The New Wolsey is supporting the work of the Romany Theatre Company with Our Big Land, a provocatively dark atmospheric piece with the culture clash of Romany and non-Romany communities at its core while the bad bads of abridgement The Reduced Shakespeare Company tackle the great theological questions in The Bible: The Complete Word of God (Abridged). As part of LGBT month, Total Theatre Award winner The Worst of Scottee encounters past flames, ex-friends and people who no longer like him in four snapshots of his troublesome teens.

This year’s annual PULSE Fringe Festival, providing a platform for the development of new talent across a range of art forms, features three companies who will bring their new projects to the New Wolsey Studio in the shape of Chris Dobrowolski’s All Roads Lead to Rome, Toot’s Ten out of Ten and Sh!t Theatre’s Job Seekers Anonymous.

Youngsters haven’t been forgotten, with Peaceful Lion’s Hey Preston, Norwich Puppet Theatre’s The Front and The Princess, The Poetry Joe Show, Scamp Theatre’s Pirate Gran, death-defying insects performing for your amusement in Insect Circus, sing-along songs from Stuff and Nonsense’s Little Red Hen, Transport’s 1001 Nights which uses everyday objects to tell the stories of the Arabian Nights and Square Peg Contemporary Circus’ Rime.

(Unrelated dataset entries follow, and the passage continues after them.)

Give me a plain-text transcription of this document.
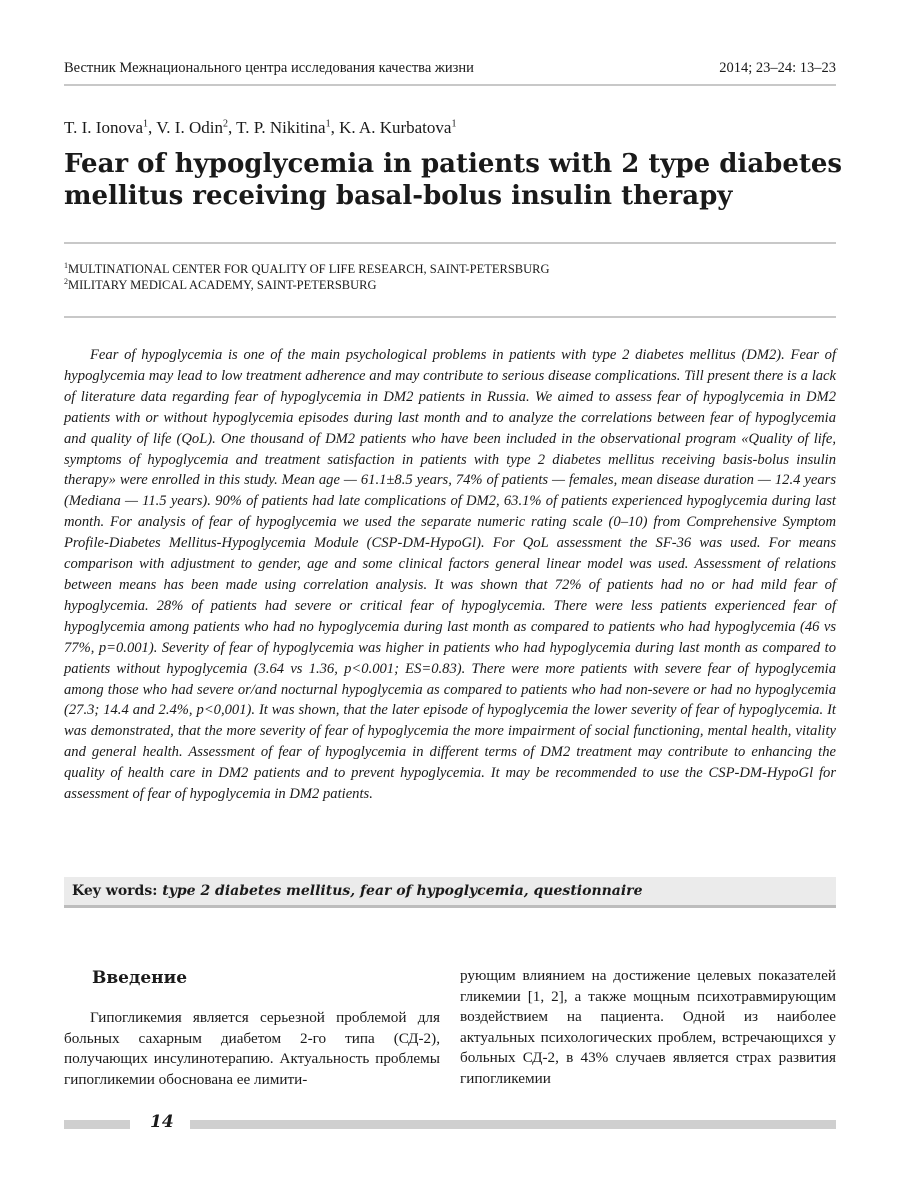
Вестник Межнационального центра исследования качества жизни	2014; 23–24: 13–23
T. I. Ionova$^1$, V. I. Odin$^2$, T. P. Nikitina$^1$, K. A. Kurbatova$^1$
Fear of hypoglycemia in patients with 2 type diabetes mellitus receiving basal-bolus insulin therapy
$^1$MULTINATIONAL CENTER FOR QUALITY OF LIFE RESEARCH, SAINT-PETERSBURG
$^2$MILITARY MEDICAL ACADEMY, SAINT-PETERSBURG

Fear of hypoglycemia is one of the main psychological problems in patients with type 2 diabetes mellitus (DM2). Fear of hypoglycemia may lead to low treatment adherence and may contribute to serious disease complications. Till present there is a lack of literature data regarding fear of hypoglycemia in DM2 patients in Russia. We aimed to assess fear of hypoglycemia in DM2 patients with or without hypoglycemia episodes during last month and to analyze the correlations between fear of hypoglycemia and quality of life (QoL). One thousand of DM2 patients who have been included in the observational program «Quality of life, symptoms of hypoglycemia and treatment satisfaction in patients with type 2 diabetes mellitus receiving basis-bolus insulin therapy» were enrolled in this study. Mean age — 61.1±8.5 years, 74% of patients — females, mean disease duration — 12.4 years (Mediana — 11.5 years). 90% of patients had late complications of DM2, 63.1% of patients experienced hypoglycemia during last month. For analysis of fear of hypoglycemia we used the separate numeric rating scale (0–10) from Comprehensive Symptom Profile-Diabetes Mellitus-Hypoglycemia Module (CSP-DM-HypoGl). For QoL assessment the SF-36 was used. For means comparison with adjustment to gender, age and some clinical factors general linear model was used. Assessment of relations between means has been made using correlation analysis. It was shown that 72% of patients had no or had mild fear of hypoglycemia. 28% of patients had severe or critical fear of hypoglycemia. There were less patients experienced fear of hypoglycemia among patients who had no hypoglycemia during last month as compared to patients who had hypoglycemia (46 vs 77%, p=0.001). Severity of fear of hypoglycemia was higher in patients who had hypoglycemia during last month as compared to patients without hypoglycemia (3.64 vs 1.36, p<0.001; ES=0.83). There were more patients with severe fear of hypoglycemia among those who had severe or/and nocturnal hypoglycemia as compared to patients who had non-severe or had no hypoglycemia (27.3; 14.4 and 2.4%, p<0,001). It was shown, that the later episode of hypoglycemia the lower severity of fear of hypoglycemia. It was demonstrated, that the more severity of fear of hypoglycemia the more impairment of social functioning, mental health, vitality and general health. Assessment of fear of hypoglycemia in different terms of DM2 treatment may contribute to enhancing the quality of health care in DM2 patients and to prevent hypoglycemia. It may be recommended to use the CSP-DM-HypoGl for assessment of fear of hypoglycemia in DM2 patients.

Key words: type 2 diabetes mellitus, fear of hypoglycemia, questionnaire
Введение

Гипогликемия является серьезной проблемой для больных сахарным диабетом 2-го типа (СД-2), получающих инсулинотерапию. Актуальность проблемы гипогликемии обоснована ее лимити-

рующим влиянием на достижение целевых показателей гликемии [1, 2], а также мощным психотравмирующим воздействием на пациента. Одной из наиболее актуальных психологических проблем, встречающихся у больных СД-2, в 43% случаев является страх развития гипогликемии

14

Other highlights include music treats from Jonny and The Baptists with the Stop UKIP Tour, guitar whisperer Richard Durrant, The Magnificent Music Hall, Opera Della Luna’s The Gondoliers, The Ben Water’s Band and The Ultimate Louis Armstrong Show.

Accessible performances are expanding in this season.

Fingersmith’s Frozen, sees a cast of four deaf and two hearing actors bring a visual and physical theatre style to this play. It will be performed in British Sign Language and spoken English throughout the whole run.

As well as captioned, audio described and BSL interpreted performances throughout the season, Frozen Light’s Tunnels is a unique adventure for teenagers with profound and multiple learning difficulties; a multi-sensory production fusing live music, sign and movement, it’s for an audience of six teenagers and their companions.